I agree. I think one way is to increase the interval in each cycle when the retention has
been stopped and the worker is retrying to resume the retention. I have
updated the patch for the same.
>
> Few other comments:
> 1.
> + /*
> + * Return if the launcher has not initialized oldest_nonremovable_xid.
> + *
> + * It might seem feasible to directly check the conflict detection
> + * slot.xmin instead of relying on the launcher to assign the worker's
> + * oldest_nonremovable_xid; however, that could lead to a race
> + condition
> + * where slot.xmin is set to InvalidTransactionId immediately after the
> + * check.
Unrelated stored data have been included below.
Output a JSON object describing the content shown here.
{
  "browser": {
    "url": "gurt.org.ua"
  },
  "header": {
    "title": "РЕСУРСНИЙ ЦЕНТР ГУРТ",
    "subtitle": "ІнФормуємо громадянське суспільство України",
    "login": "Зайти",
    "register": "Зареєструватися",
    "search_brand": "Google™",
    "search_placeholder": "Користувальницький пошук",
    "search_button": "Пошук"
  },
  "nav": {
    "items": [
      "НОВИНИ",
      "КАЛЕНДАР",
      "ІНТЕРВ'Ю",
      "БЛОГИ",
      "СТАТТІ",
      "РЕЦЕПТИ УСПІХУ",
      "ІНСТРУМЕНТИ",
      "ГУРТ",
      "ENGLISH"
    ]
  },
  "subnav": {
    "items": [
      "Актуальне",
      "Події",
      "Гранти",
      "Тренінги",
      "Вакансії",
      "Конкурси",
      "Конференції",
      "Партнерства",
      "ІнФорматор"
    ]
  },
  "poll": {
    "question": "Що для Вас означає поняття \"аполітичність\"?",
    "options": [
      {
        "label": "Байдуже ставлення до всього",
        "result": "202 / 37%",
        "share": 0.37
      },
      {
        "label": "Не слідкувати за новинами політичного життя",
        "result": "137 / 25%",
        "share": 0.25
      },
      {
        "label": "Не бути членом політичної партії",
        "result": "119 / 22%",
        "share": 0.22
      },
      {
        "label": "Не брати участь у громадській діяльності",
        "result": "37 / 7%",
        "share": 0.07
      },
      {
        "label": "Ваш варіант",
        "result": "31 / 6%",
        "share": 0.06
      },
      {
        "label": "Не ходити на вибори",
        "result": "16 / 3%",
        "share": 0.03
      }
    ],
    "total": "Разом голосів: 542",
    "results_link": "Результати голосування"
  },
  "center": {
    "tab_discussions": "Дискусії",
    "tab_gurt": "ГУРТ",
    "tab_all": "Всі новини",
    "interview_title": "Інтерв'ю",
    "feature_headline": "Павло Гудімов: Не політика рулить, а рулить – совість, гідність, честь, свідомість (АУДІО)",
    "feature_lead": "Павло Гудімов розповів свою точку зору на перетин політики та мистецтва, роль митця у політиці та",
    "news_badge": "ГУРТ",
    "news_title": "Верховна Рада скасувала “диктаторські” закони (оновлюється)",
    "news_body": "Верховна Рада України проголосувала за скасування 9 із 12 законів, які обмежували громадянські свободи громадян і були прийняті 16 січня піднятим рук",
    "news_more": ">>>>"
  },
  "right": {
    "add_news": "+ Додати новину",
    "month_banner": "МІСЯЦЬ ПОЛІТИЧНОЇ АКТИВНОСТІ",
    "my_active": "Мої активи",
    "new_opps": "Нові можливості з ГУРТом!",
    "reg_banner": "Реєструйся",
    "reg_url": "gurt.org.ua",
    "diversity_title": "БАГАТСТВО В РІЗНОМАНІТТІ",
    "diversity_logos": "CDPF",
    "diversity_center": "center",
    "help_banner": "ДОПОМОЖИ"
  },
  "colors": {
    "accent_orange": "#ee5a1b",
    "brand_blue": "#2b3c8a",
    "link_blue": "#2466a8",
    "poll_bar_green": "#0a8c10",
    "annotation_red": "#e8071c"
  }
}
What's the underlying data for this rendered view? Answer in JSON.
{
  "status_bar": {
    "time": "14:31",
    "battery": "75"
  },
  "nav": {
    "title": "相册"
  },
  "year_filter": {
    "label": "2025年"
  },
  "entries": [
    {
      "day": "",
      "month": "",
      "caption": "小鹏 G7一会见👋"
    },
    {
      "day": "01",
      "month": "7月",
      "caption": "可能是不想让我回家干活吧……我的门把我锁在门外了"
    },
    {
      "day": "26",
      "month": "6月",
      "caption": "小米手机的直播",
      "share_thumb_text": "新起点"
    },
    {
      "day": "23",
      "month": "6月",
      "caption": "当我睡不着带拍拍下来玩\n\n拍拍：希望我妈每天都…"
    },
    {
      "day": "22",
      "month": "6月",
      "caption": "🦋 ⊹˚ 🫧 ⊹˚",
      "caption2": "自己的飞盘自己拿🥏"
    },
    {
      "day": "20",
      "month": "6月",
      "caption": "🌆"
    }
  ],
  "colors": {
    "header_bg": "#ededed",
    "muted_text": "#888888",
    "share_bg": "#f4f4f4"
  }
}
In such cases, oldest_nonremovable_xid would no longer be
> + * protected by a replication slot and could become unreliable if a
> + * wraparound occurs.
> + */
> + if (!TransactionIdIsValid(nonremovable_xid))
> + return;
>
> I understand the reason why we get assigned the worker's non_removable_xid
> from launcher but all this makes the code complex to understand. Isn't there
> any other way to achieve it? One naïve and inefficient way could be to just
> restart the worker probably after updating its retentionactive flag. I am not
> suggesting to make this change but just a brainstorming point.
I'll keep thinking about it, and for now, I've added a comment mentioning
that rebooting is a simpler solution.
>
> 2. The function should_stop_conflict_info_retention() is invoked from
> wait_for_local_flush() and then it can lead further state transitioning which
> doesn't appear neat and makes code difficult to understand.
I changed the logic to avoid proceeding to next phase when
the retention is stopped.
>
> 3.
> + /*
> + * If conflict info retention was previously stopped due to a timeout,
> + and
> + * the time required to advance the non-removable transaction ID has
> + now
> + * decreased to within acceptable limits, resume the rentention.
> + */
> + if (!MySubscription->retentionactive)
> + {
> + rdt_data->phase = RDT_RESUME_CONFLICT_INFO_RETENTION;
> + process_rdt_phase_transition(rdt_data, false); return; }
>
> In this check, where do we check the time has come in acceptable range? Can
> you update comments to make it clear?
I updated the comments to mention that the code can reach here only
when the time is within max_retention_duration.
Here is the V72 patch set which addressed above and Shveta's comments[1].
[1] https://www.postgresql.org/message-id/CAJpy0uDw7SmCN_jOvpNUzo_sE4ZsgpqQ5_vHLjm4aCm10eBApA%40mail.gmail.com
Best Regards,
Hou zj